The Department of Defence apparently outsources guarding services at its headquarters in the Armscor building to the tune of R11.14 million for the current financial year.
Opposition Democratic Alliance (DA) party shadow finance minister David Maynier maintains that this money would be better utilised to fund university fees. He said in a statement re-prioritising expenditure within the existing budget would go a long way to making money available for students to pay their university fees.
The Armscor building is home to the Defence Ministry, Defence Secretariat and the Chief of the SA National Defence Force as well as the state owned defence and procurement agency. Security at the main entrances as well as the secondary entrance and inside the building is undertaken by a private sector security company.
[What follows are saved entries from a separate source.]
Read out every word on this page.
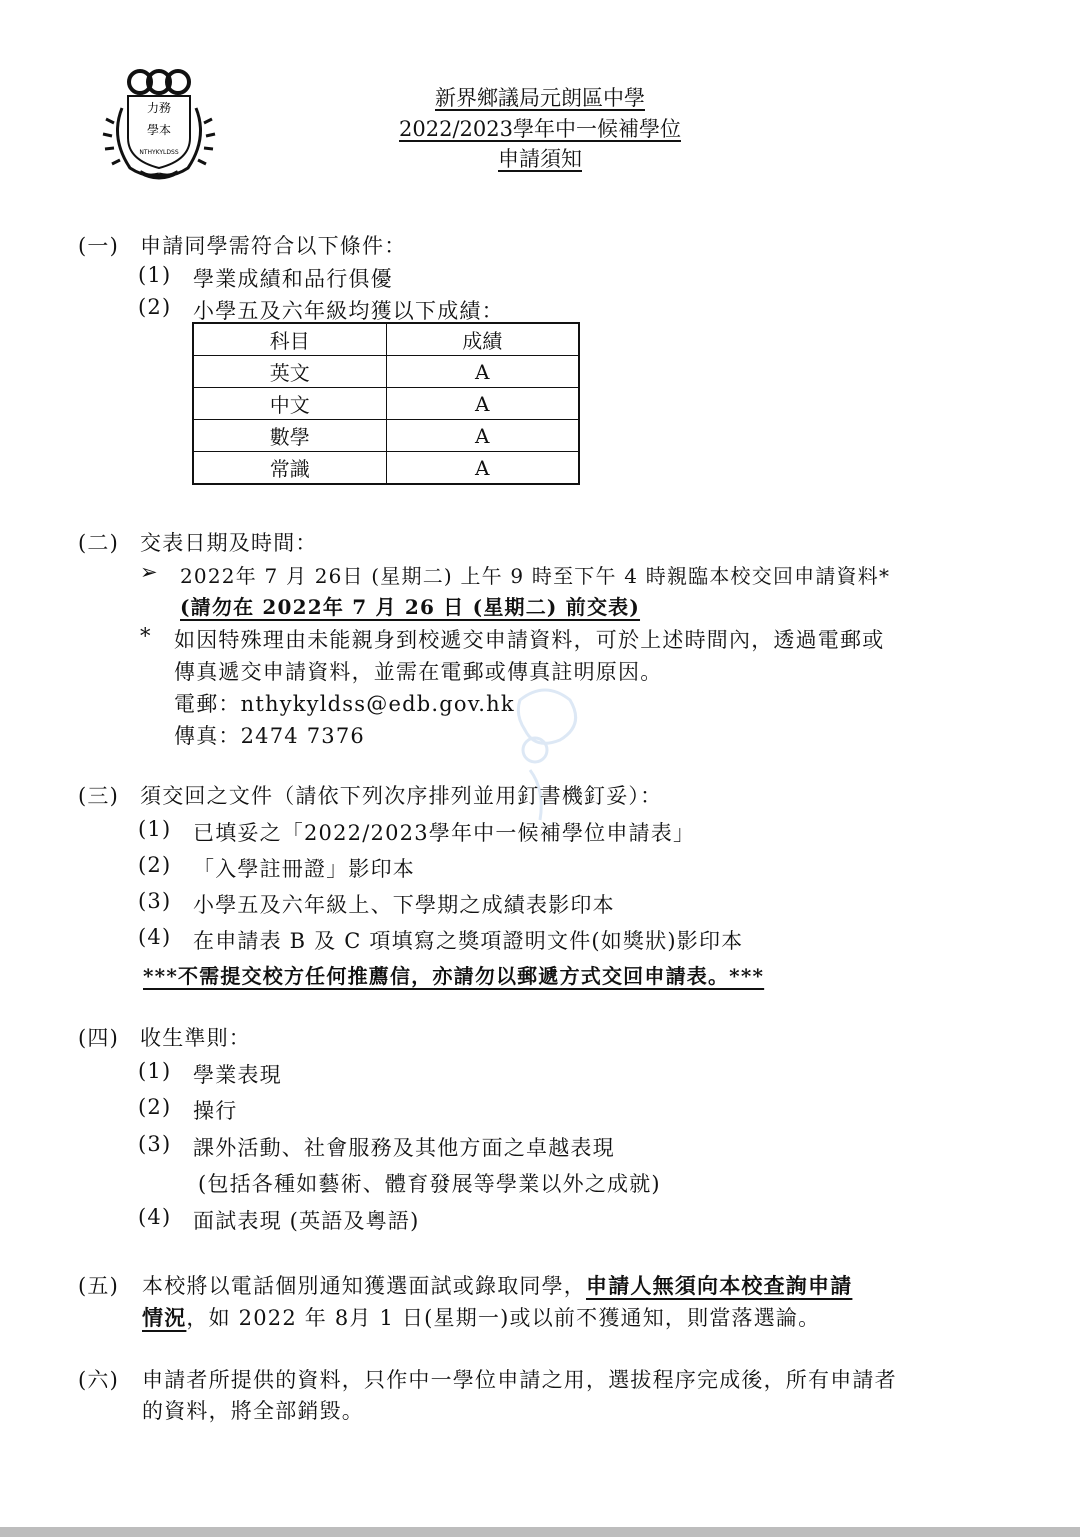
力務
學本
NTHYKYLDSS
新界鄉議局元朗區中學
2022/2023學年中一候補學位
申請須知
(一) 申請同學需符合以下條件：
(1) 學業成績和品行俱優
(2) 小學五及六年級均獲以下成績：
科目	成績
英文	A
中文	A
數學	A
常識	A
(二) 交表日期及時間：
➢ 2022年 7 月 26日 (星期二) 上午 9 時至下午 4 時親臨本校交回申請資料*
(請勿在 2022年 7 月 26 日 (星期二) 前交表)
* 如因特殊理由未能親身到校遞交申請資料，可於上述時間內，透過電郵或
傳真遞交申請資料，並需在電郵或傳真註明原因。
電郵：nthykyldss@edb.gov.hk
傳真：2474 7376
(三) 須交回之文件（請依下列次序排列並用釘書機釘妥）：
(1) 已填妥之「2022/2023學年中一候補學位申請表」
(2) 「入學註冊證」影印本
(3) 小學五及六年級上、下學期之成績表影印本
(4) 在申請表 B 及 C 項填寫之獎項證明文件(如獎狀)影印本
***不需提交校方任何推薦信，亦請勿以郵遞方式交回申請表。***
(四) 收生準則：
(1) 學業表現
(2) 操行
(3) 課外活動、社會服務及其他方面之卓越表現
(包括各種如藝術、體育發展等學業以外之成就)
(4) 面試表現 (英語及粵語)
(五) 本校將以電話個別通知獲選面試或錄取同學，申請人無須向本校查詢申請
情況，如 2022 年 8月 1 日(星期一)或以前不獲通知，則當落選論。
(六) 申請者所提供的資料，只作中一學位申請之用，選拔程序完成後，所有申請者
的資料，將全部銷毀。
One who would like to see properly disciplined, well turned out soldiers in uniform “not camouflage and boots” performing this duty is military analyst Helmoed Heitman.
“My preference would be to have military security personnel with a proviso,” he said. This is that those chosen are “outstanding soldiers with the personality and bearing to make a good impression in addition to doing the job of being the security screen for the building”.
He also proposes the alternative of a MoD (Ministry of Defence) protection unit.
“This unit would draw its members from combat unit personnel who are too old for their rank and posts but cannot, for whatever reason, be promoted and who wish to remain in the military family. The focus has to be on good soldiers, not those who would make a joke of the defence force in the eyes of visitors.
“This unit could also protect other defence force installations and perhaps provide a core of regular personnel for national key point protection, to be supplemented by the Reserve Force in time of crisis.”
He is well aware this type of unit would cost but points out “it would allow us to treat old soldiers decently while replacing them in combat units with younger personnel”.
As an interim measure he suggests replacing the private sector security personnel at the DHQ/Armscor building with soldiers.
“A properly turned out, self-disciplined sergeant with a couple of similar soldiers at the main gate and visitors gate and a sergeant-major at the main entrance to the DHQ side – all in decent uniforms, not camouflage and boots, would make an outstanding impression.
“And if we did it right, we would not have the situation of visitors – me for example – finding no one to let them out of the building after a late meeting,” Heitman said.